We examined compounds 1–4 for antibacterial activity against S. aureus, MRSA and MDRSA, and for radical scavenging activity against 2,2-diphenyl-1-picrylhydrazyl (DPPH) (see Supplementary p. 8).7 Compounds 1 and 3 displayed weak antibacterial activity against MRSA and MDRSA, with MICs of 6.25 μg ml−1 and 31.5 μg ml−1, respectively. Compounds 1 and 4 also exhibited a moderate radical scavenging activity against DPPH, with IC50 values of 10 and 12 μM, respectively, and 1 and 4 were more active than the positive control, ascorbic acid (IC50, 20 μM).

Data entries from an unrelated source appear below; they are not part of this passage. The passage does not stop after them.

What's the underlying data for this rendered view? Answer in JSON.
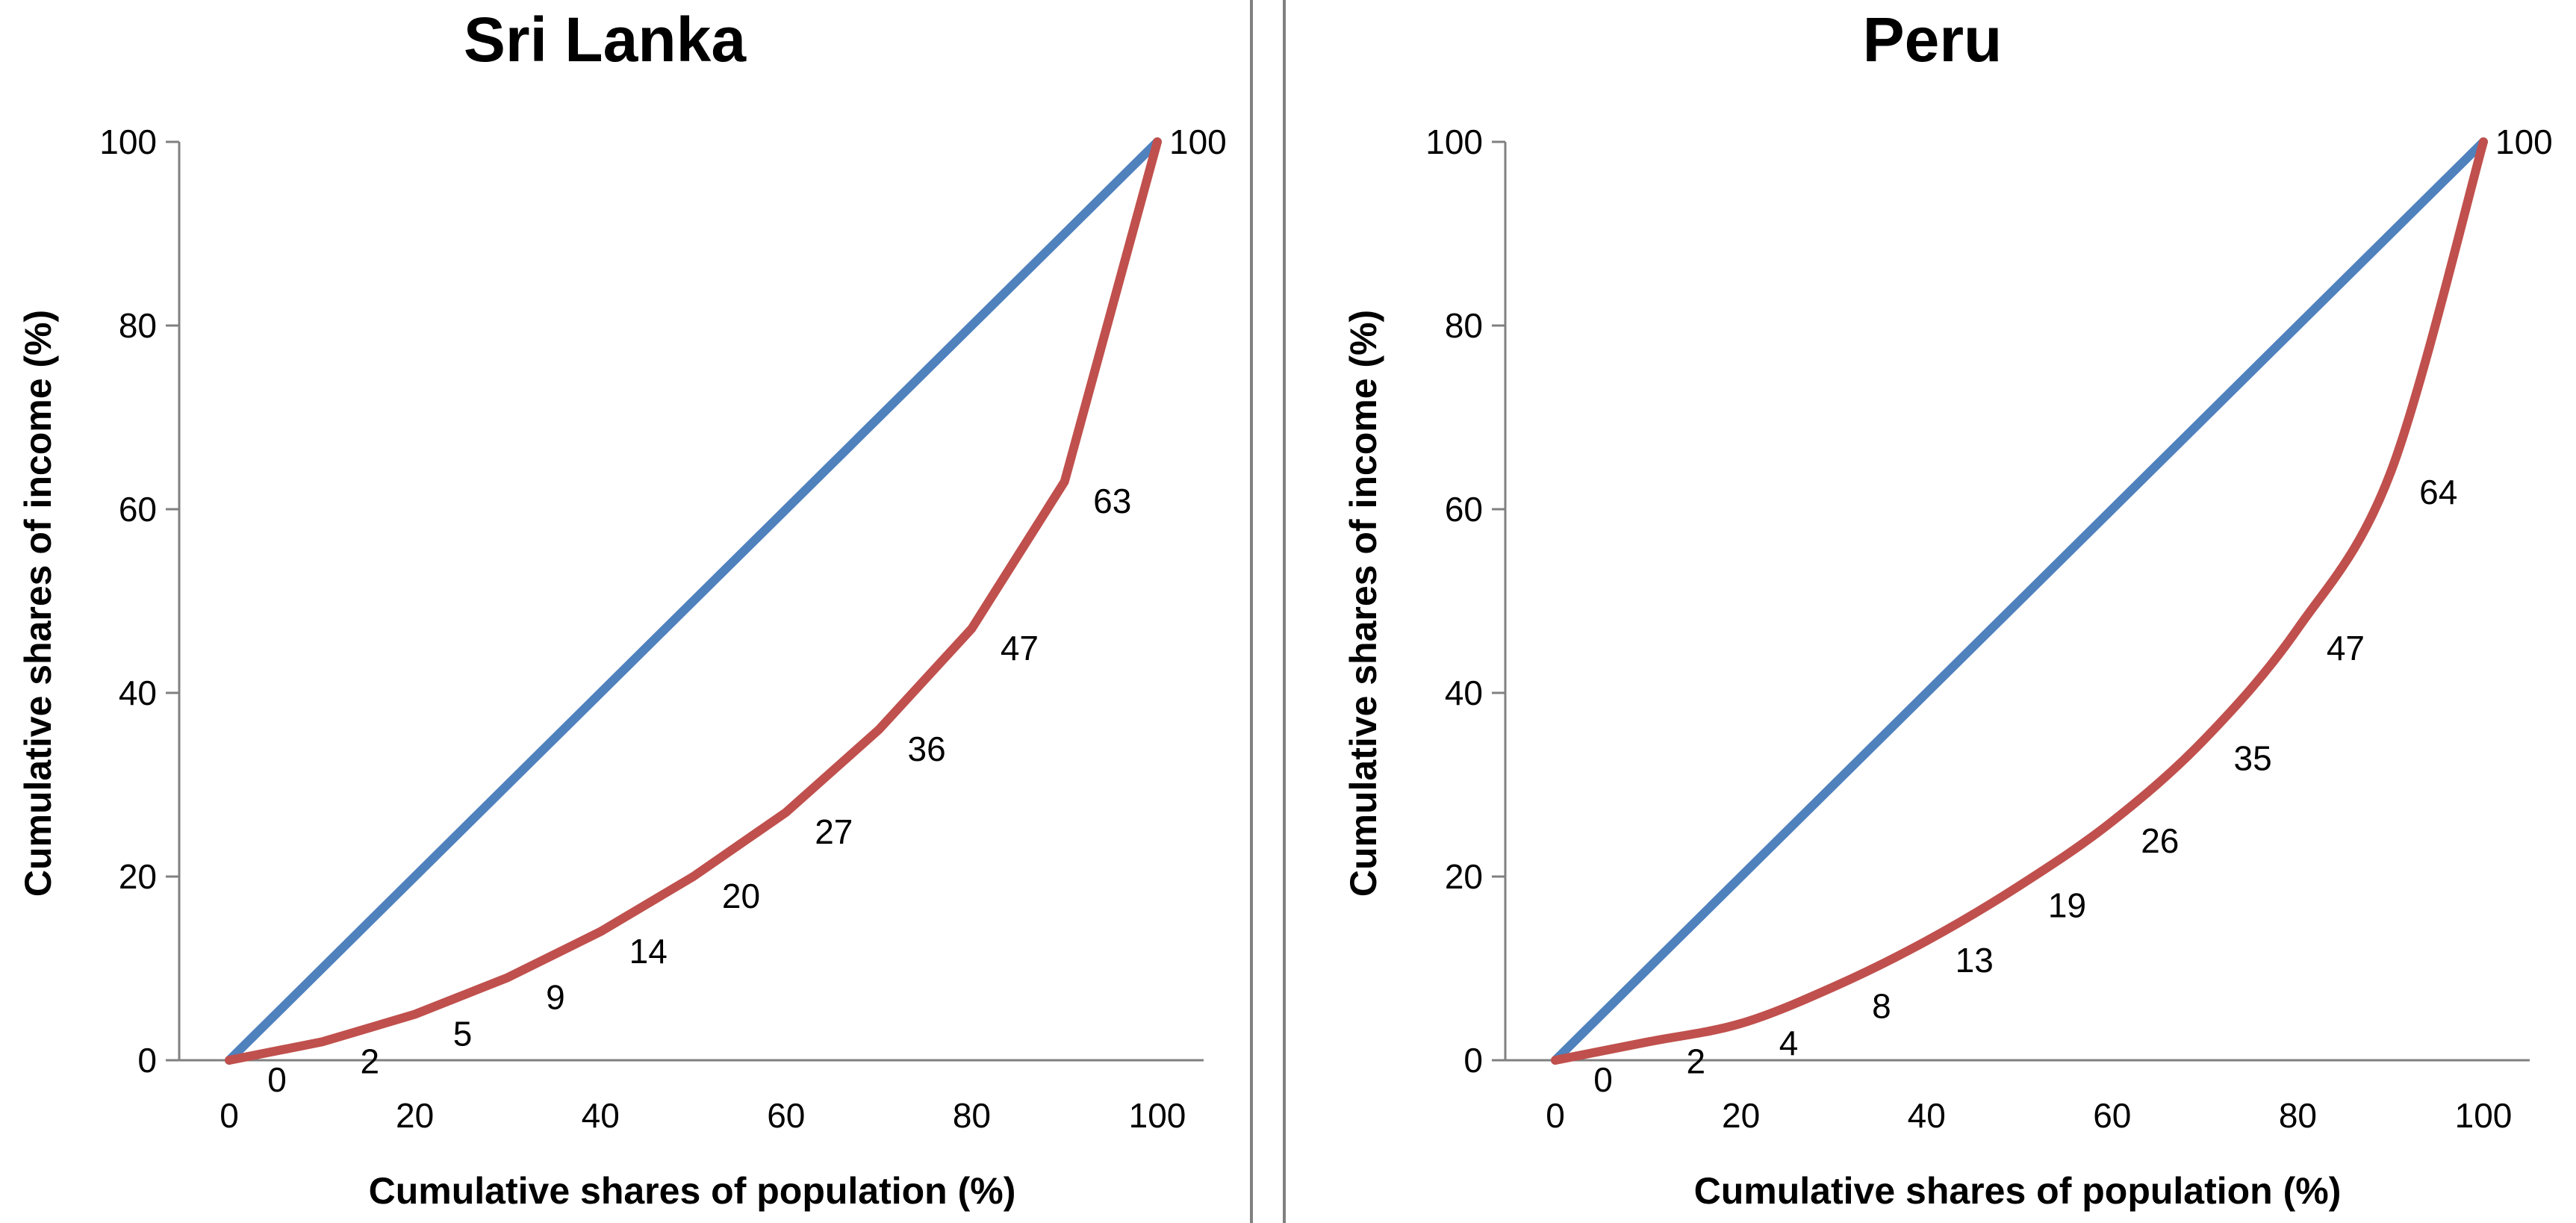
{
  "chart_data": [
    {
      "type": "line",
      "title": "Sri Lanka",
      "xlabel": "Cumulative shares of population (%)",
      "ylabel": "Cumulative shares of income (%)",
      "xlim": [
        0,
        100
      ],
      "ylim": [
        0,
        100
      ],
      "xticks": [
        "0",
        "20",
        "40",
        "60",
        "80",
        "100"
      ],
      "yticks": [
        "0",
        "20",
        "40",
        "60",
        "80",
        "100"
      ],
      "grid": false,
      "legend": "none",
      "series": [
        {
          "color": "#4f81bd",
          "x": [
            0,
            100
          ],
          "y": [
            0,
            100
          ]
        },
        {
          "color": "#c0504d",
          "smooth": false,
          "x": [
            0,
            10,
            20,
            30,
            40,
            50,
            60,
            70,
            80,
            90,
            100
          ],
          "y": [
            0,
            2,
            5,
            9,
            14,
            20,
            27,
            36,
            47,
            63,
            100
          ],
          "labels": [
            "0",
            "2",
            "5",
            "9",
            "14",
            "20",
            "27",
            "36",
            "47",
            "63",
            "100"
          ]
        }
      ]
    },
    {
      "type": "line",
      "title": "Peru",
      "xlabel": "Cumulative shares of population (%)",
      "ylabel": "Cumulative shares of income (%)",
      "xlim": [
        0,
        100
      ],
      "ylim": [
        0,
        100
      ],
      "xticks": [
        "0",
        "20",
        "40",
        "60",
        "80",
        "100"
      ],
      "yticks": [
        "0",
        "20",
        "40",
        "60",
        "80",
        "100"
      ],
      "grid": false,
      "legend": "none",
      "series": [
        {
          "color": "#4f81bd",
          "x": [
            0,
            100
          ],
          "y": [
            0,
            100
          ]
        },
        {
          "color": "#c0504d",
          "smooth": true,
          "x": [
            0,
            10,
            20,
            30,
            40,
            50,
            60,
            70,
            80,
            90,
            100
          ],
          "y": [
            0,
            2,
            4,
            8,
            13,
            19,
            26,
            35,
            47,
            64,
            100
          ],
          "labels": [
            "0",
            "2",
            "4",
            "8",
            "13",
            "19",
            "26",
            "35",
            "47",
            "64",
            "100"
          ]
        }
      ]
    }
  ]
}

Polycyclic quinazoline alkaloid derivatives such as compound 1 have been reported as synthetic intermediates in the development of tribenzo[b,f,j][1,5,9]triazacycloduodecine (TRI) complexes and tetrabenzo[b,f,j,n][l,5,9,13]tetraazacyclohexadecine (TAAB) complexes containing various metals. These complexes have interesting biological activities, including nuclease and superoxide dismutase activities, and antineoplastic activity.6 Based on the biological activity of the TRI and TAAB complexes derived from the polycyclic quinazoline alkaloid reported above, compound 1 warrants further study for development of potential chemotherapeutic compounds against cancer and diseases related to nucleases and superoxide dismutase.